Matt Nixon ran "Cheap Seats" where "The Marquis de la Mort invites you to a performance of The Bazaar of the Bizarre - a fine show filled with such wonderment and whimsy that you will never forget !!!" Good balance of sexs in the players - 3 male, 2 female and a male tranny :-) The start had a very visual environment - a small theatre in London where the exits on each floor disappeared to be replaced by chalk drawings on the walls of what should have been there. Of course, being a Cthulhu game, it started getting weird after that.




After a quick browse through the stalls I jumped into a Paranoia game run by Team8. John ran a classic game - all the
components were there... nobody could, or would, trust each other; accusing fingers would be pointed in nanoseconds; the computer (who was our Friend, of course) was magnanimously unhelpful; players NEVER knew what would happen next. Hours of fun. Here are the PostIts that we passed to the GM. John's favourite (as mentioned on their forum) was "Just look at me. Smile and say No." I distinctly remember that occurring during the game and having NO idea what it meant.
The plot was that were taking a group of young citizens on a tour of a nuclear power plant with a purge reprogramed nanny bot. Thankfully, although we got through several troubleshooter clones, not one young citizen was injured and they were all returned in time for bed. In the photo I'm in the beige top; John the pony-tailed GM is helpfully labelled; the most devious player is wearing the glasses in the middle - note how he is scanning the players instead of watching the GM. :-)
When the game eventually finished, the convention was starting to run down and traders were starting to pack up. On a whim I picked up "Races of Stone" as I wanted the statistics for the Giant Crossbow (what an indulgence but at least it wasn't full price).

I was looking forward to the Charity Auction but still had time to kill. Amongst the near-empty tables was Thud! (Discworld boardgame) being demonstrated by Mongoose Publishing.

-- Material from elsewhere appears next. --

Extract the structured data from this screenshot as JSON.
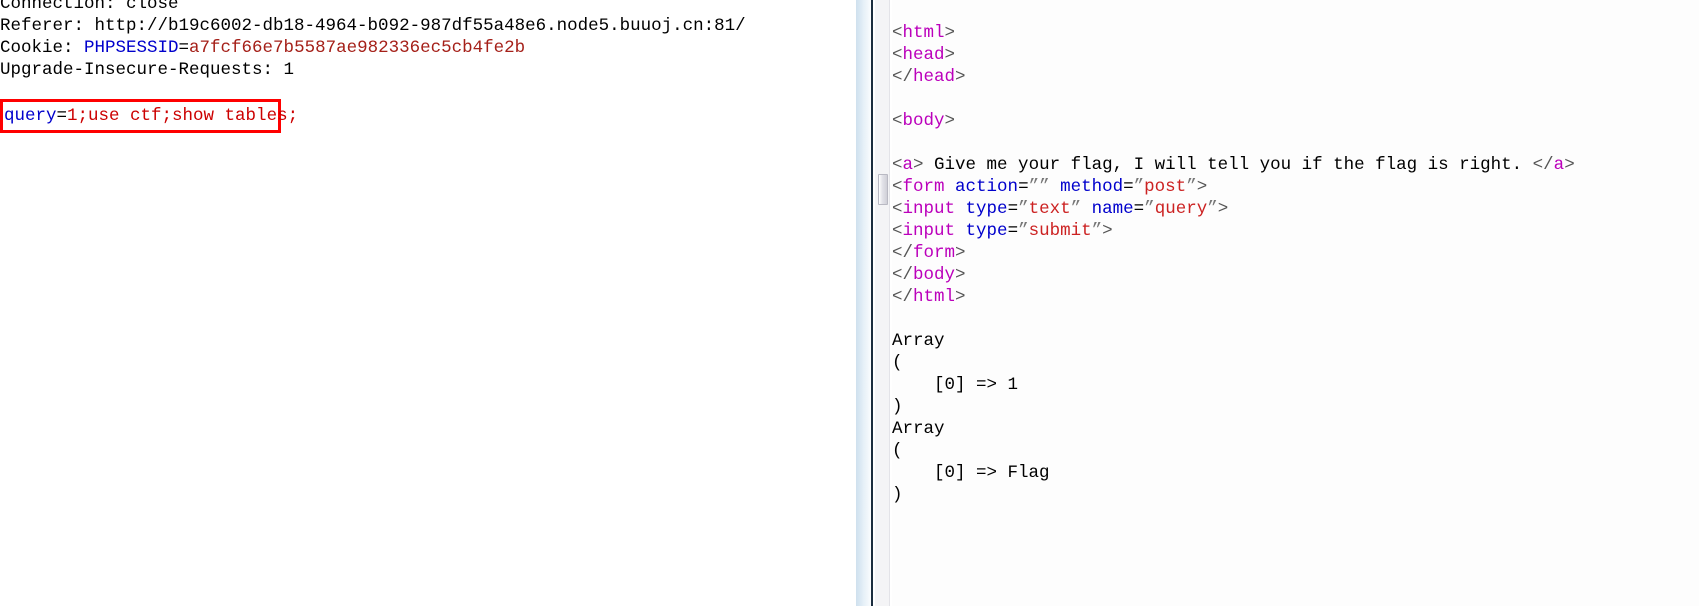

I'd received this as a present last Christmas, I think, from Sue - we'd tried one game and were slightly disenchanted but then neither of us had played before. This time I was able to play under the watchful eye of someone who knew what they were doing and things went much better.

  

I enjoyed the Charity Auction although I didn't win anything. There were a couple of reasons for this:

  1. everybody bid higher than me, and
  2. I'm a tight bastard when it comes to stuff I don't really want and definitely don't need.

A stirling effort raised £1,200, a princely sum considering the relatively small number of people. Apparantly Irish auctions are MUCH better - no doubt the bidders are much more pissed on Guiness than we were! Charities benefiting included Alström Syndrome UK (£600).

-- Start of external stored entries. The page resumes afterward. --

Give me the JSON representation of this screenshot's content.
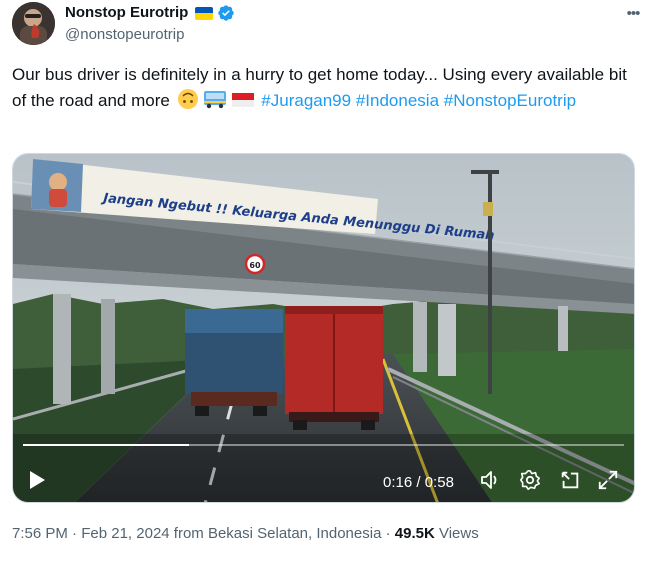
{
  "author": {
    "display_name": "Nonstop Eurotrip",
    "handle": "@nonstopeurotrip"
  },
  "more_label": "•••",
  "tweet": {
    "text_before": "Our bus driver is definitely in a hurry to get home today... Using every available bit of the road and more",
    "hashtags": [
      "#Juragan99",
      "#Indonesia",
      "#NonstopEurotrip"
    ]
  },
  "video": {
    "banner_text": "Jangan Ngebut !! Keluarga Anda Menunggu Di Rumah",
    "time_current": "0:16",
    "time_total": "0:58",
    "time_separator": " / ",
    "progress_fraction": 0.276
  },
  "meta": {
    "time": "7:56 PM",
    "date": "Feb 21, 2024",
    "location": "from Bekasi Selatan, Indonesia",
    "views_count": "49.5K",
    "views_label": "Views",
    "separator": "·"
  },
  "colors": {
    "accent": "#1d9bf0",
    "muted": "#536471",
    "text": "#0f1419"
  }
}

I did meet up with someone I knew (a bit) from WAY back in the mists of time, Sound and Fury fanzine editor-as-was, James Wallis who was the auctioneer. It made me proud that, 20-ish years on, James was still in the business and now director of Hogshead Publishing, showing that it is perfectly possible to make a career out of a hobby you love. Good luck to him, and may his taste in T-shirts never diminish.

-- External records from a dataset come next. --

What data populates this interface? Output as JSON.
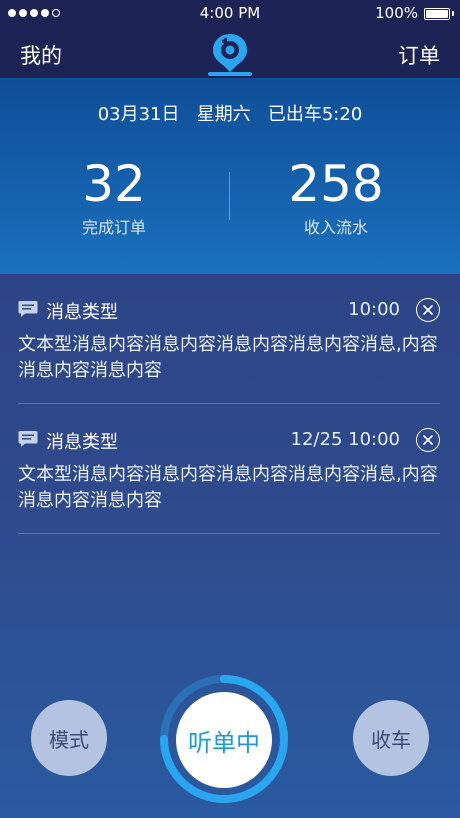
{
  "status_bar": {
    "time": "4:00 PM",
    "battery_percent": "100%",
    "signal_bars": 4,
    "signal_total": 5
  },
  "nav": {
    "left_label": "我的",
    "right_label": "订单",
    "logo_icon": "location-pin-logo-icon",
    "accent_color": "#2aa5f0"
  },
  "summary": {
    "date": "03月31日",
    "weekday": "星期六",
    "status": "已出车5:20",
    "orders_value": "32",
    "orders_label": "完成订单",
    "income_value": "258",
    "income_label": "收入流水"
  },
  "messages": [
    {
      "type": "消息类型",
      "time": "10:00",
      "text": "文本型消息内容消息内容消息内容消息内容消息,内容消息内容消息内容",
      "icon": "message-icon"
    },
    {
      "type": "消息类型",
      "time": "12/25 10:00",
      "text": "文本型消息内容消息内容消息内容消息内容消息,内容消息内容消息内容",
      "icon": "message-icon"
    }
  ],
  "controls": {
    "mode_label": "模式",
    "listen_label": "听单中",
    "finish_label": "收车",
    "listen_color": "#1f9ad8"
  }
}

The convention over, I went on a stroll to find a pub to while away a quite moment. Centre of London - "no trouble". I didn't want one of the touristy ones on Kensington High Street so randomly went off down Wrights Lane which was basically across the road from the Hall. Half a mile gets me to the Devonshire Arms - nice pub, out of the way but still busy (was a Saturday night so no surprise). A couple of pints and then home for the night.